Thursday, July 5, 2012

Mean what you say and say what you mean

These days it's not uncommon to hear someone call another person retarded or even to refer to an event or thing as such.  We use it interchangeably with the word stupid or dumb.  But what does that mean for those who are developmentally challenged or delayed?  Does that mean that they're stupid or dumb?  Of course that's never what we mean but the fact remains that our words are powerful and they can communicate more than what we'd like.  What does this have to do with our adoption?

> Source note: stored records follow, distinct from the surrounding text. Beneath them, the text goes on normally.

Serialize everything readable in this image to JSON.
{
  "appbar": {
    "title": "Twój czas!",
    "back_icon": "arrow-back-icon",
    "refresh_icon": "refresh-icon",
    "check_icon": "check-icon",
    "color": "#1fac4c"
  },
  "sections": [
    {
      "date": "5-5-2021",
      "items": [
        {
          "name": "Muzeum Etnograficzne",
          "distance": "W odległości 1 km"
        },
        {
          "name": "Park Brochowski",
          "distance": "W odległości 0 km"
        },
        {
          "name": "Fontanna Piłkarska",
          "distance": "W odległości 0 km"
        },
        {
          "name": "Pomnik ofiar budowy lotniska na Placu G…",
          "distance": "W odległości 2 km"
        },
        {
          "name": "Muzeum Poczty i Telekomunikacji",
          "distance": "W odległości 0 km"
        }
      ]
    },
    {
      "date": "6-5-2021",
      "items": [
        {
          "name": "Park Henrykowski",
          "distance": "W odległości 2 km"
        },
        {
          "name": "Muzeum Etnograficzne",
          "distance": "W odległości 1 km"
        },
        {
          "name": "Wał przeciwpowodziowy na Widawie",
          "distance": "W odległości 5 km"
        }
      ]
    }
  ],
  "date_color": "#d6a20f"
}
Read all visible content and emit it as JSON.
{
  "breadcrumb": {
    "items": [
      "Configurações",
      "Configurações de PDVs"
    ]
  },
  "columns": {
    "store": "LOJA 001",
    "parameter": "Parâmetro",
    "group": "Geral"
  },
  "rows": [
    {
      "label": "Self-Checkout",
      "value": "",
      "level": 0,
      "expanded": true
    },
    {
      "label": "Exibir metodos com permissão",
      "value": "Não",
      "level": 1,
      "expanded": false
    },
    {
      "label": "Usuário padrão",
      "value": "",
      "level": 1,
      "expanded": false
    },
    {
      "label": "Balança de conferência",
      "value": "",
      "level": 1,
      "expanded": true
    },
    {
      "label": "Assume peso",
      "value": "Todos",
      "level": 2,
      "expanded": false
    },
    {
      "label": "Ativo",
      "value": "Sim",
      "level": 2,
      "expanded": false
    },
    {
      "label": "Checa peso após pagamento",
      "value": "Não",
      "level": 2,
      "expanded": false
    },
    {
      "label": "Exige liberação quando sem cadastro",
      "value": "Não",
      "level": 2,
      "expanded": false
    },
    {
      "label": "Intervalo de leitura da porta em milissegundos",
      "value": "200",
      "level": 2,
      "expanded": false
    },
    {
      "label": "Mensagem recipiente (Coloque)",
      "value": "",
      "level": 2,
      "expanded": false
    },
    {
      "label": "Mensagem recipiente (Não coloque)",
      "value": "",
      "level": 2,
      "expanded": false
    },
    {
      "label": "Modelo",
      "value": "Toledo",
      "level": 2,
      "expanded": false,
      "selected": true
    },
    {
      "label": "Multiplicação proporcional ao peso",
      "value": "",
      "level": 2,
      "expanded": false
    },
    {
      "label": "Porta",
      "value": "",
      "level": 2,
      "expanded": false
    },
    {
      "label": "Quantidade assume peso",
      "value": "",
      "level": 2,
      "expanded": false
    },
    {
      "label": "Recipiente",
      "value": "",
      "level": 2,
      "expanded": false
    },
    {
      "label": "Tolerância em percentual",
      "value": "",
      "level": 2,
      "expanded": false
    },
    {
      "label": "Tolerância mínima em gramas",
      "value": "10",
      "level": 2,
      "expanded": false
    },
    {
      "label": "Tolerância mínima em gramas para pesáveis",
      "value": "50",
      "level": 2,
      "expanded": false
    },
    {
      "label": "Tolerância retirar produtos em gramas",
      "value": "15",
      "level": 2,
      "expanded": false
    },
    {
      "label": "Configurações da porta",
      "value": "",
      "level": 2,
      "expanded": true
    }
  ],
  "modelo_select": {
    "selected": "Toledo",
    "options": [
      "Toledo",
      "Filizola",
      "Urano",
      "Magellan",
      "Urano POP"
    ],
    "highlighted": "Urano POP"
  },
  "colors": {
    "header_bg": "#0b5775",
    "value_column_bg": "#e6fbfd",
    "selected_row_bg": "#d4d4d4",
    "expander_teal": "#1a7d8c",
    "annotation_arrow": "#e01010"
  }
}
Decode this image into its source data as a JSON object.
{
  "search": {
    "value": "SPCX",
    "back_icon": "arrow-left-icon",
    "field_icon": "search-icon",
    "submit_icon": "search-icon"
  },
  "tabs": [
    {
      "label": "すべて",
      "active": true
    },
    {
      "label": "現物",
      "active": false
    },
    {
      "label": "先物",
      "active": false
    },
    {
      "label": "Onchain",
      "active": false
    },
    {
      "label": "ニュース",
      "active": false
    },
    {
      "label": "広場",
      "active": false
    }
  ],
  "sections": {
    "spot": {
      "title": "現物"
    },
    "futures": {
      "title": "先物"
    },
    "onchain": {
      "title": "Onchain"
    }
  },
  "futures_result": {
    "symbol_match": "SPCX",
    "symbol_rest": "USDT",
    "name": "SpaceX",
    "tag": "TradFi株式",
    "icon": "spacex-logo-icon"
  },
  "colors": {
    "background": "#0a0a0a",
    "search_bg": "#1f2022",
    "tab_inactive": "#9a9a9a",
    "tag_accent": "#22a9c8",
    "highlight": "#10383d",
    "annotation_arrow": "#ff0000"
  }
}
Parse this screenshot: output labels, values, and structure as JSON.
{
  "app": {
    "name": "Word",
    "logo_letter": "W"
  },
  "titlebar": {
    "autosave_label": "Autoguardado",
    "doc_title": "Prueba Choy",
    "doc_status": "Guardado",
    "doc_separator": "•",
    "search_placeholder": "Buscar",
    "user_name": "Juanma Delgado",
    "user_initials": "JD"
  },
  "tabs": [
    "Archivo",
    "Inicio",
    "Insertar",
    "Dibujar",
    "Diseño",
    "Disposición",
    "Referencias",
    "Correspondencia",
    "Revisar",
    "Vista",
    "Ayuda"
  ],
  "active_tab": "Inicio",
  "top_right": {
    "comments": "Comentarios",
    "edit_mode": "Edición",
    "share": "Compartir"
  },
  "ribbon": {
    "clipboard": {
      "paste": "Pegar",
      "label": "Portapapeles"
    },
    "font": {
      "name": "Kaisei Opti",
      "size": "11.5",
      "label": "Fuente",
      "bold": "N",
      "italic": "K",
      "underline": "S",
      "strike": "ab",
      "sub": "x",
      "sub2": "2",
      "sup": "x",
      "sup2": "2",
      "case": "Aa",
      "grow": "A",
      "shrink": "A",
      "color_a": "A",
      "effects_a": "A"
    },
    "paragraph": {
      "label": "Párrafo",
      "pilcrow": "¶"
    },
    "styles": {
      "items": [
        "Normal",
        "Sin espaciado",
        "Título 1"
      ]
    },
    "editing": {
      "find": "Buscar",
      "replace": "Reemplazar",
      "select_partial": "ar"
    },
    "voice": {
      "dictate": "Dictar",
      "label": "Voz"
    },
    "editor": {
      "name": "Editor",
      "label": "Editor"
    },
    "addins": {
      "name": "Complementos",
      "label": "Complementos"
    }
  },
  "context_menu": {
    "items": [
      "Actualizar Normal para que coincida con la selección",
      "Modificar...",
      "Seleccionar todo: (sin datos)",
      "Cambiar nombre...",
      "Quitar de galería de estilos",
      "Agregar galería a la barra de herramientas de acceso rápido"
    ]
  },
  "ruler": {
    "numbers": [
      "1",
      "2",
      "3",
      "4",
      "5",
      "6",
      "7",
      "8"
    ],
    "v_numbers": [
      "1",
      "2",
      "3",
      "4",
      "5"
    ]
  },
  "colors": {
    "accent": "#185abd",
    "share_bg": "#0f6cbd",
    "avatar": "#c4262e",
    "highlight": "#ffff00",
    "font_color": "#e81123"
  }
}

Adoptive parents and children are subjected to something similar.  As Lenski and I continue to learn more about adoption we want to share it with you, our "village", as a way to help us all grow and be better prepared for this change in our lives.  The truth is that many of you will be part of this child's life and the words you use will impact them.  So let's choose them wisely and really think about what we're saying.  We've been given a great list of positive and negative ways to use adoption terms and we'd like you to take a look:

Positive Language                                                            Negative Language
Birth Parent                                                                        Real Parent
Biological Parent                                                                Natural Parent
Birth Child                                                                          Own Child
Born to unmarried parents                                                  Illegitimate
Terminate parental rights                                                    Give up
Make an adoption plan                                                       Give away
To parent                                                                            To keep
Waiting child                                                                      Adoptable child; Available child
Parent                                                                                 Adoptive parent
Intercountry adoption                                                         Foreign adoption
Child placed for adoption                                                   Unwanted child
Court termination                                                                Child taken away
Child with special needs                                                     Handicapped child
Child from abroad                                                               Foreign child
WAS adopted                                                                      Is adopted

We understand if some of these are easier than others.  Lenski and I are also working on this shift.  But we all need to remember that words not only describe, they evoke feelings and that can be positive or negative.  Since we want to celebrate adoption and recognize it as the positive option it is we want our language to reflect that.  We hope that you will join us.

1 comment:

  1. Love it! We totally agree and strive to always consider the meaning and interpretations of the words we use...they are powerful. Thanks for the reminder!